Osteoporosis vs Osteomalacia
When you are dealing with new or worsening physical health symptoms, you want answers immediately. At times, the uncertainty surrounding your condition can be more stressful than the actual symptoms. With so many diseases and disorders sharing similar symptoms, it can seem impossible to know what ailment is responsible for your experience.
The debate between osteoporosis and osteomalacia is a great example of this struggle to identify the correct condition. These disorders of the bones are frequently mistaken for each other, resulting in misunderstandings and misdiagnoses.
To better understand your symptoms, it is valuable to gain an understanding of the conditions that could be affecting your life.
Osteoporosis is a condition that causes your bones to become weak and brittle. Though they seem static, bones are constantly being broken down and rebuilt within the body. With osteoporosis, the body does not do a good job of replacing and repairing the bones that are broken down.
When bones are affected by osteoporosis, even the most minor bump or fall can lead to a break. The hips, wrists and spine are at the greatest risk for fractures as osteoporosis develops.
Osteoporosis is tricky to identify early on because the condition begins with few noticeable symptoms. As time goes on, you may experience signs of osteoporosis such as:
- Back pain
- Shrinking or loss of height
- Appears hunched or stooped over
- Numerous broken bones
Osteomalacia, on the other hand, is a completely different condition that also affects the bones. In osteoporosis, the bones become brittle, while in osteomalacia, the bones become soft.
As the bones soften, they may begin to change shape and bow. This bowing is especially common in larger bones that support weight, like in the legs. In older people, the softening bones of osteomalacia can result in bone breaks, just like in people with osteoporosis.
The main cause of this condition is vitamin D deficiency. When there is an extreme lack of vitamin D in the body, the bones cannot sustain the expected strength and durability.

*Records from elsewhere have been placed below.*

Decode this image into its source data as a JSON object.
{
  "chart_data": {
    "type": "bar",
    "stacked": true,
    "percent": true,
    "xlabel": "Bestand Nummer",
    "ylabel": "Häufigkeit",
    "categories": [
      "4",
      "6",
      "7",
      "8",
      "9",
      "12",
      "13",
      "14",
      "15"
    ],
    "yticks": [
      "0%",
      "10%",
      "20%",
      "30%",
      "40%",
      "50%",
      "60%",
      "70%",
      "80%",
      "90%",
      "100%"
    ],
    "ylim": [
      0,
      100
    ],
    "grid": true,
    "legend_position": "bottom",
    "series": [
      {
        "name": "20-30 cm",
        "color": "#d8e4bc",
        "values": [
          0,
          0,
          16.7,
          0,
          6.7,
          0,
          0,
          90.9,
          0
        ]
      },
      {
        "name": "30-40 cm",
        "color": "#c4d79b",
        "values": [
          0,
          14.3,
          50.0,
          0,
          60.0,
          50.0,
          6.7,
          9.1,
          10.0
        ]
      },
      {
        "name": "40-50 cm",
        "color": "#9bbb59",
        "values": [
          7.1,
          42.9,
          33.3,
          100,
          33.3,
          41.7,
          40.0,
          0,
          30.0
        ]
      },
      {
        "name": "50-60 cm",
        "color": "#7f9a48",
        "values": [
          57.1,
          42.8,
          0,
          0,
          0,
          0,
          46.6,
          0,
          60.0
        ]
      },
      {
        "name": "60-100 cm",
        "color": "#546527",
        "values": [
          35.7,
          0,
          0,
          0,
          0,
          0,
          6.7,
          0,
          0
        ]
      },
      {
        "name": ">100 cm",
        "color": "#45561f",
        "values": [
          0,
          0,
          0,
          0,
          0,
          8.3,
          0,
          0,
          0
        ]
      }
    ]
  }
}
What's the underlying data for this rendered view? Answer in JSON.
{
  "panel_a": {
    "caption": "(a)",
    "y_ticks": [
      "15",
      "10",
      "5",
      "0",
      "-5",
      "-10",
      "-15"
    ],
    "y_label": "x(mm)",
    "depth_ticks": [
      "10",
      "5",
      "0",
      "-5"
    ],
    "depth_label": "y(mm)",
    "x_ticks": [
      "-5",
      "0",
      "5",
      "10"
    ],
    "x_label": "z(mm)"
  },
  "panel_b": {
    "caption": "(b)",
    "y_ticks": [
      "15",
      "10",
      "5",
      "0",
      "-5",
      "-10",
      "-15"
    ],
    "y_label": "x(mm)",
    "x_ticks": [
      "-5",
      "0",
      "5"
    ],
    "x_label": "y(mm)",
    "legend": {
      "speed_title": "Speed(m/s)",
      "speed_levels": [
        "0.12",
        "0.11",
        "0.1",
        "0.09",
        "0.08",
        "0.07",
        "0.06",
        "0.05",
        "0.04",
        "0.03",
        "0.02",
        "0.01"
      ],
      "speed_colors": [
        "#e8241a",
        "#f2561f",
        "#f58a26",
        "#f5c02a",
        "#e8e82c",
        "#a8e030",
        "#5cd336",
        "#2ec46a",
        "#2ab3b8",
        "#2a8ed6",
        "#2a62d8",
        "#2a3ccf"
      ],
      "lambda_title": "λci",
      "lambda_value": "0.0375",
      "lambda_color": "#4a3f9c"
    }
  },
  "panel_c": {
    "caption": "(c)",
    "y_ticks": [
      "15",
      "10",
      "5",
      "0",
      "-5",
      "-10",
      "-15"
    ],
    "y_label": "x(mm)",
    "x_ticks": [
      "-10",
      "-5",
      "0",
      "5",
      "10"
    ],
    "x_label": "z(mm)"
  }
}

Like with osteoporosis, people can have osteomalacia for some time without experiencing any obvious symptoms. The most common symptoms of osteomalacia include:
- Bowing legs
- A dull pain in the back, hips, legs or ribs
- Muscle weakness in the legs
- A changing way of walking that is slower and more difficult
Osteoporosis vs Osteomalacia Causes
These two conditions share many similarities, but the causes of each are quite different. With osteoporosis, the cause is linked to the natural breakdown of bone in the body associated with aging.
From birth until the early 20s, the body is making more bone than it breaks down, leading to thick, strong bones. Then, after age 30, the body begins to break down more than it can renew. Therefore, people who were unable to make sufficient bone in their early life, will have a greater risk of developing osteoporosis.
Osteomalacia, on the other hand, has more to do with your body’s absorption of essential vitamins and minerals, or your body’s ability to use them effectively. The most common causes of osteomalacia include issues that prevent the body from obtaining the needed levels of vitamin D:
- Stomach or digestive surgeries: when the normal flow of digestion is interrupted, the body cannot absorb and use the needed level of vitamin D.
- Celiac disease: having a sensitivity or allergy to gluten damages the walls of the intestine, making it impossible to absorb the vitamin D and calcium required to maintain bone health.
- Kidney and liver disorders: these organs are key to the body’s ability to properly use vitamin D, so when they are not operating well, the key ingredient for bone health cannot be activated.
- Certain medications: some medications your doctor may prescribe to treat seizures can disrupt the body’s ability to use vitamin D.
Osteoporosis vs Osteomalacia Treatments
Osteomalacia may be a complicated condition, but its treatment is straightforward. A simple vitamin D supplement can often be enough to combat the condition. Other times, your doctor may add calcium and phosphorus to make the vitamin D more effective.
Osteoporosis treatment is slightly more complex. Depending on your level of bone loss, your treatment team may offer options like:
- Biophosphonates: the most common and widely used group of medications for osteoporosis that includes drugs like Boniva, Reclast and Fosamax.
- Monoclonal antibody medications: a drug like Prolia or Xgeva is offered as an injection every six months and can improve bone density.
- Hormone therapy: bone loss is linked to a decrease in estrogen and testosterone, so starting hormone therapy as levels decrease can help maintain bone health.
- Other bone-building medications: for people who cannot use other treatments, there is a group of new medications that build bone in novel ways. Be sure to check with your doctor to see if any new medications are right for you.
Osteoporosis vs osteomalacia: these are two separate conditions, both with the ability to significantly impact your bones and overall well-being. Do your best to understand the disorders and their ability to affect your life, and consult with your doctor to minimize their influence.